New Year’s Eve 2018 Forecast (What is this?)
I’m going to stick with violence because it’s what I know and reframe it as “What is the single greatest threat to the downward trend in violence?” This differentiates it from questions like “how do we reduce the prison population?” because although both involve crime, not all crime involves harm to another person.
It’s still a very tricky question because the downward forces on the violence rate are so strong and benefit from positive feedback. There are two positive feedback loops intersecting with violence: the size of the age cohort of those most likely to commit violence (14-34) and the exposure that cohort has had to lead. (I’m a supporter of the lead-exposure hypothesis of both what spiked, and then caused massive declines in crime rates.)
Put another way if we had a big bulge of people entering that age cohort, we could expect violent crime to nominally go up from a smaller cohort. Likewise, if we increased exposure to lead, or more precisely had increased exposure of children to lead 20 years ago, we’d expect higher violence rates to manifest right about now.
But neither of those statements are true, at least that I know of. The Millennial population bulge is moving through the cohort already, which might account for the flattening of the decline, but it hasn’t caused a sustained multi-year increase.
So, I’m going to go out on a limb and say – no – there is extraordinarily little I see that could dramatically reverse the criminal violence rate in 2019 and cause it to go upward. There are lots of things that may cause a barrier to further reductions, leaving us in a status-quo with some changes around the mean. If your question includes “barriers to further reductions” let me know.
HOWEVER – big caveat – we are in the priming stages of mass-radicalization to violence across a lot of fronts and political ideologies. The general behavior of society, unintentionally, is the ideal set of circumstances to radicalize someone to commit violence only missing mass-violence itself as an accelerating agent. We’re still a long way from insurgencies (10-20 years) but I will go out on a limb and say that a new, heretofore unknown or obscure localized domestic terror group, groups or movement of self-radicalized but inspired actors will emerge in 2019 to national recognition. These won’t be salafi-takfiris, lone-wolf mass-shooters, but ones with a clearer political ideology or ideological narrative. However, I seriously doubt such groups would move the needle on overall violence – even if they begin capturing headlines.
Nailed this one, but it wasn’t hard. Although final data from the FBI’s UCR is still months away early indicators by groups that track this kind of thing is that 2019 will again be a year where there is less violence. This isn’t just less violence in homicides (which I tend to focus on) but less violence in all criminal categories, excepting one. That one category is rape, which looks set for another rise this year of 1%. However, unlike many other crimes, rape still suffers from sever under-reporting from victims to police, and in many jurisdictions under-policing on the investigation of those reports. The FBI took a major revision to UCR rape definitions in the last ten years, and institutions are still rolling that out and overcoming the cultural barriers. It’s hard to say in situations like this whether the 1% increase represents an increase in overall rape, or an increase in reporting of rape. Sadly this is probably going to be a reality for many years to come when it comes to women-victims of sexual assault and decades or longer with reporting on male victims, which itself is only generally beginning to be reported since 2000 at all. (The DoD did not recognize male-victim rape until ~2006 IIRC.)

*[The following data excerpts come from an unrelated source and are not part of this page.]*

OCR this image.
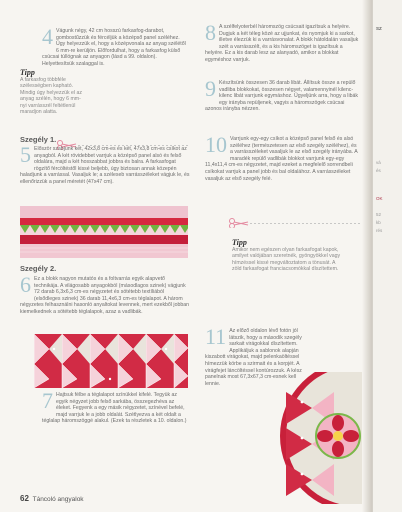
4 Vágunk négy, 42 cm hosszú farkasfog-darabot, gombostűzzük és fércéljük a középső panel széléhez. Úgy helyezzük el, hogy a középvonala az anyag szélétől 6 mm-re kerüljön. Előfordulhat, hogy a farkasfog külső csúcsai túllógnak az anyagon (lásd a 99. oldalon). Helyettesítsük szalaggal is.
Tipp
A farkasfog többféle szélességben kapható. Mindig úgy helyezzük el az anyag szélén, hogy 6 mm-nyi varrásszél feltétlenül maradjon alatta.
Szegély 1.
5 Először szabjunk két, 42x3,8 cm-es és két, 47x3,8 cm-es csíkot az anyagból. A két rövidebbet varrjuk a középső panel alsó és felső oldalára, majd a két hosszabbat jobbra és balra. A farkasfogat rögzítő fércöltéstől kissé beljebb, úgy biztosan annak közepén haladjunk a varrással. Vasaljuk le; a széleseb varrásszéleket vágjuk le, és ellenőrizzük a panel méretét (47x47 cm).
Szegély 2.
6 Ez a blokk nagyon mutatós és a foltvarrás egyik alapvető technikája. A világosabb anyagokból (másodlagos szinek) vágjunk 72 darab 6,3x6,3 cm-es négyzetet és sötétebb textíliából (elsődleges szinek) 36 darab 11,4x6,3 cm-es téglalapot. A három négyzetes felhasználni hasonló anyaltokat levennek, mert ezekből jobban kiemelkednek a sötétebb téglalapok, azaz a vadlibák.
7 Hajtsuk félbe a téglalapot színükkel kifelé. Tegyük az egyik négyzet jobb felső sarkába, összegezhéva az éleket. Fegyenk a egy másik négyzetet, színével befelé, majd varrjuk le a jobb oldalát. Szétlyezva a két oldalt a téglalap háromszöggé alakul. (Ezek ta részletek a 10. oldalon.)
8 A szélfelyoterbél háromszög csúcsait igazítsuk a helyére. Dugjuk a két téleg közé az ujjunkat, és nyomjuk ki a sarkot, illetve élezzük ki a varrásvonalat. A blokk hátoldalán vasaljuk szét a varrásszélt, és a kis háromszöget is igazítsuk a helyére. Ez a kis darab lesz az alanyadó, amikor a blokkat egyméshoz varrjuk.
9 Készítsünk összesen 36 darab libát. Állítsuk össze a repülő vadliba blokkokat, összesen négyet, valamennyinél kilenc-kilenc libát varrjunk egymáshoz. Ügyeljünk arra, hogy a libák egy irányba repüljenek, vagyis a háromszögek csúcsai azonos irányba nézzen.
10 Varrjunk egy-egy csíkot a középső panel felső és alsó széléhez (természetesen az első szegély széléhez), és a varrásszéleket vasaljuk le az első szegély irányába. A maradék repülő vadlibák blokkot varrjunk egy-egy 11,4x11,4 cm-es négyzetet, majd ezeket a megfelelő sorrendbeli csíkokat varrjuk a panel jobb és bal oldalához. A varrásszéleket vasaljuk az első szegély felé.
Tipp
Amikor nem egészen olyan farkasfogat kapok, amilyet valójában szeretnék, gyöngyökkel vagy hímzéssel kissé megváltoztatom a tönusát. A zöld farkasfogat franciacsomókkal díszítettem.
11 Az előző oldalon lévő fotón jól látszik, hogy a második szegély sarkait virágokkal díszítettem. Applikáljuk a sablonok alapján kiszabott virágokat, majd pelenkaöltéssel hímezzük körbe a szirmait és a korpjét. A virágfejet láncöltéssel kontúrozzuk. A kész panelnak most 67,3x67,3 cm-esnek kell lennie.
62 Táncoló angyalok
SZ
vá
és
OK
52
kb
rés
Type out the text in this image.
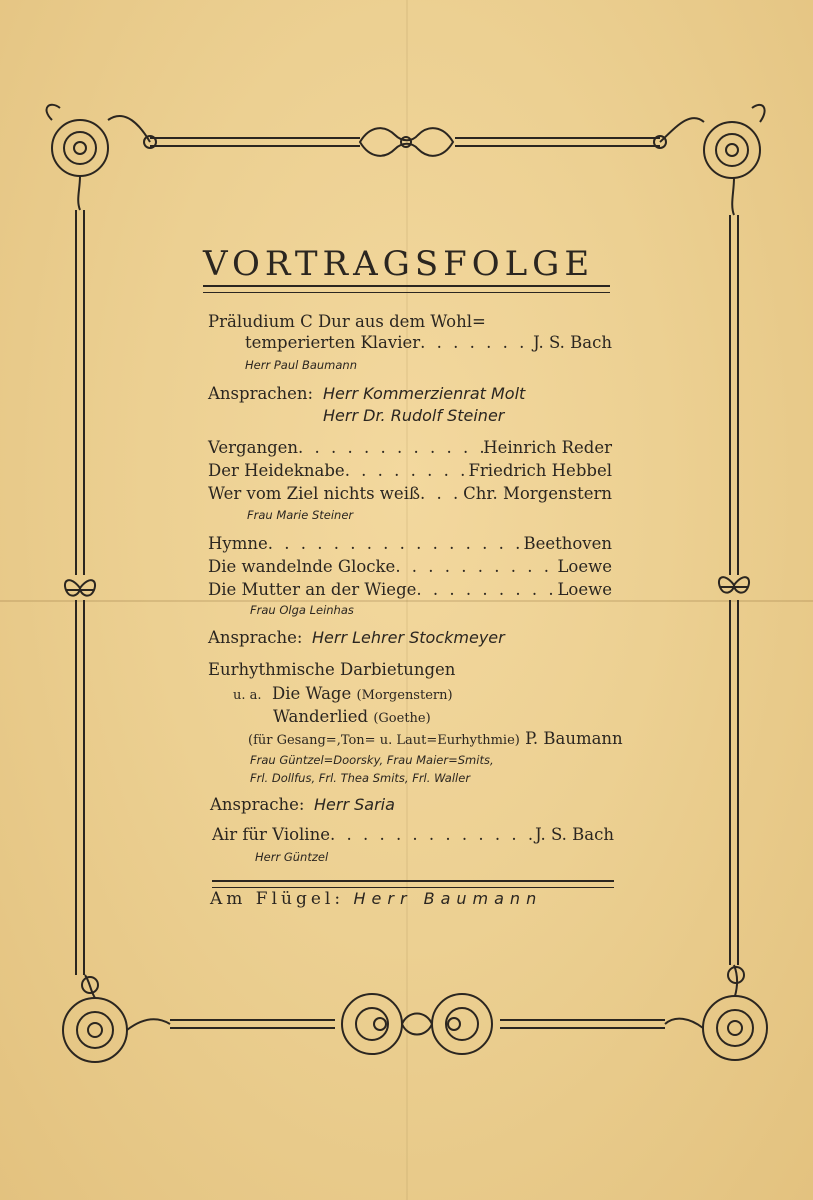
VORTRAGSFOLGE
Präludium C Dur aus dem Wohl=
temperierten Klavier . . .	J. S. Bach
Herr Paul Baumann
Ansprachen: Herr Kommerzienrat Molt
Herr Dr. Rudolf Steiner
Vergangen . . .	Heinrich Reder
Der Heideknabe . . .	Friedrich Hebbel
Wer vom Ziel nichts weiß . . .	Chr. Morgenstern
Frau Marie Steiner
Hymne . . .	Beethoven
Die wandelnde Glocke . . .	Loewe
Die Mutter an der Wiege . . .	Loewe
Frau Olga Leinhas
Ansprache: Herr Lehrer Stockmeyer
Eurhythmische Darbietungen
u. a. Die Wage (Morgenstern)
Wanderlied (Goethe)
(für Gesang=,Ton= u. Laut=Eurhythmie) P. Baumann
Frau Güntzel=Doorsky, Frau Maier=Smits,
Frl. Dollfus, Frl. Thea Smits, Frl. Waller
Ansprache: Herr Saria
Air für Violine . . .	J. S. Bach
Herr Güntzel
Am Flügel: Herr Baumann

This doesn’t mean there aren’t hotspots of extreme violence within the United States. My Coastline of Violence video (link below) demonstrates how much of the US is as non-violent, especially for whites, as European countries. As the video describes violence exists in highly differentiated systems, so where causes converge, it can produce outsized damage relative to the population that inhabit those causal convergence areas. This inflicts disproportionate suffering on them…but also tends to tilt “nationwide” statistics a bit more negative than they actually are as most don’t segment out these vulnerable populations.
As for the prediction on radicalization and predatory mass violence – time will take longer for that data to come in. UMD GTD START tends to run 18 months behind for example and is the most accurate publicly available source I know. We had accurate data of March of 2019 for end of 2017 so that indicates the lag in this kind of reporting. Also mass-shooting data is coming in from so many sources, with so many different definitions, and many of those are new as to the last ten years and suffer the same kind of reporting effects as in rape above. Even hq sources like START and the FBI have different definitions. For inclusion in START, it has to be an act of terrorism as they define it. For inclusion in the FBI data it has to be an “Active Shooting Event” which includes definition that might exclude incidents arising from criminal and domestic violence. Still given the dominance of media-coverage over these events, and how they can consume public attention for weeks at a time after each event I’m hard pressed to see the incidents declining in that kind of environment. (This alludes to one of the key theories of my dissertation.